Faisant intervenir quelques personnages historiques tels Talleyrand et Fouché, le roman met surtout en scène des personnages fictifs, nobles fidèles à la royauté : les jumeaux de Simeuse, dont les parents ont été exécutés, la famille d'Hauteserre, et surtout Laurence de Cinq Cygne, ou gens de maison prêts à tous les sacrifices pour les familles qu'ils servent, tel Michu.
Émigrés les frères Simeuse et d'Hauteserre sont revenus en France, pour participer à un attentat contre Napoléon. Mais l'attentat étant découvert, Laurence de Cinq Cygne les fait prévenir et les cache, battant en brèche Corentin et Peyrade, deux policiers qui n'oublieront pas cette humiliation.
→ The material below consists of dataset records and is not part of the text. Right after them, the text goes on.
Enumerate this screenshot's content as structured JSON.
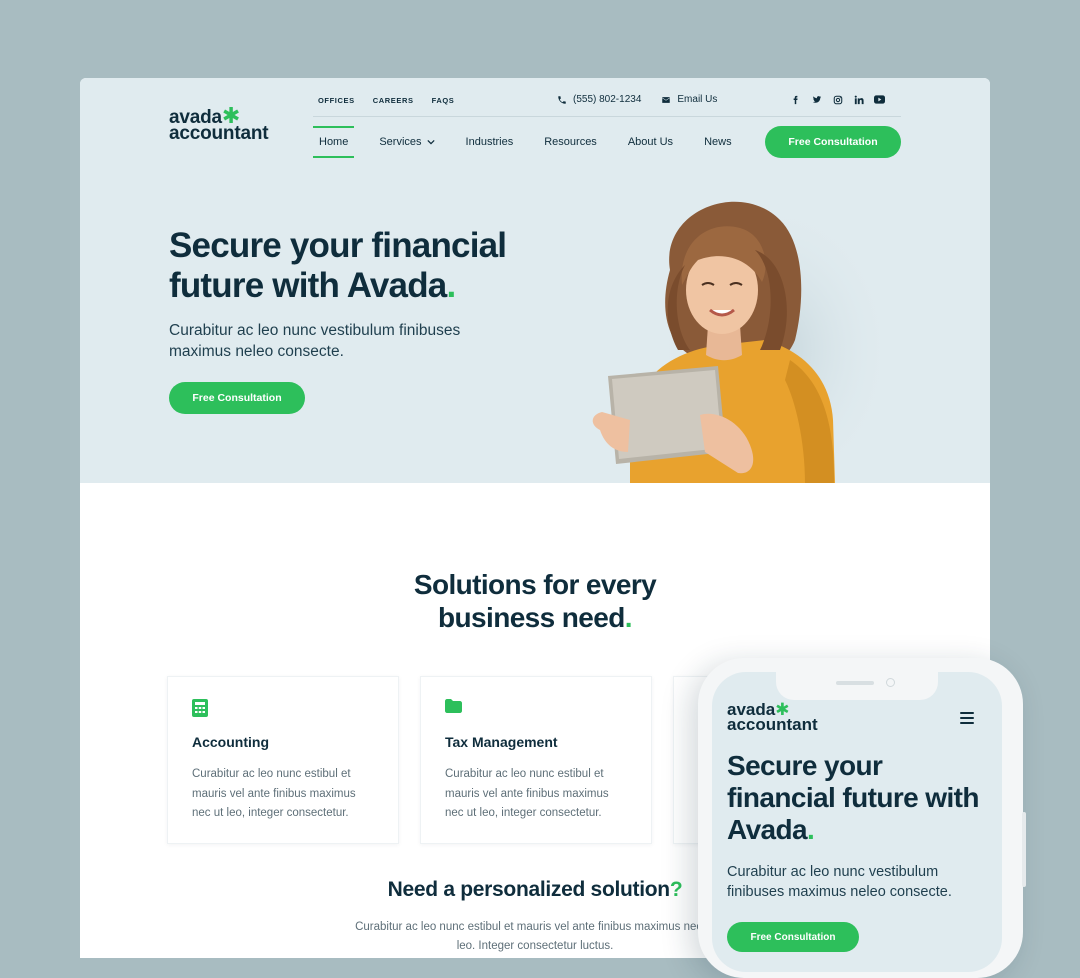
{
  "brand": {
    "line1": "avada",
    "line2": "accountant",
    "accent": "#2dbf5b",
    "dark": "#0f2d3c"
  },
  "util_nav": [
    "OFFICES",
    "CAREERS",
    "FAQS"
  ],
  "contact": {
    "phone": "(555) 802-1234",
    "email": "Email Us"
  },
  "socials": [
    "facebook-icon",
    "twitter-icon",
    "instagram-icon",
    "linkedin-icon",
    "youtube-icon"
  ],
  "nav": {
    "items": [
      "Home",
      "Services",
      "Industries",
      "Resources",
      "About Us",
      "News"
    ],
    "active": "Home",
    "cta": "Free Consultation"
  },
  "hero": {
    "title": "Secure your financial future with Avada",
    "title_dot": ".",
    "subtitle": "Curabitur ac leo nunc vestibulum finibuses maximus neleo consecte.",
    "cta": "Free Consultation"
  },
  "solutions": {
    "title_line1": "Solutions for every",
    "title_line2": "business need",
    "title_dot": ".",
    "cards": [
      {
        "icon": "calculator-icon",
        "title": "Accounting",
        "text": "Curabitur ac leo nunc estibul et mauris vel ante finibus maximus nec ut leo, integer consectetur."
      },
      {
        "icon": "folder-icon",
        "title": "Tax Management",
        "text": "Curabitur ac leo nunc estibul et mauris vel ante finibus maximus nec ut leo, integer consectetur."
      }
    ]
  },
  "need": {
    "title": "Need a personalized solution",
    "title_mark": "?",
    "text": "Curabitur ac leo nunc estibul et mauris vel ante finibus maximus nec ut leo. Integer consectetur luctus."
  },
  "mobile": {
    "logo_line1": "avada",
    "logo_line2": "accountant",
    "title": "Secure your financial future with Avada",
    "title_dot": ".",
    "subtitle": "Curabitur ac leo nunc vestibulum finibuses maximus neleo consecte.",
    "cta": "Free Consultation"
  }
}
Plus tard les jeunes nobles se résoudront à demander leur amnistie à Bonaparte mais se retrouvent victimes d'une machination, l'enlèvement du Sénateur Malin, ourdi en haut lieu, et dont ils ne savent rien.
Un des thèmes est le choix entre s'adapter aux évènements contraires à nos idées et désirs et sans y adhérer tâcher de vivre le moins mal possible (dans l'ensemble la vieille génération dans ce roman) ou rester inflexiblement fidèle et risquer de perdre la vie (les jeunes).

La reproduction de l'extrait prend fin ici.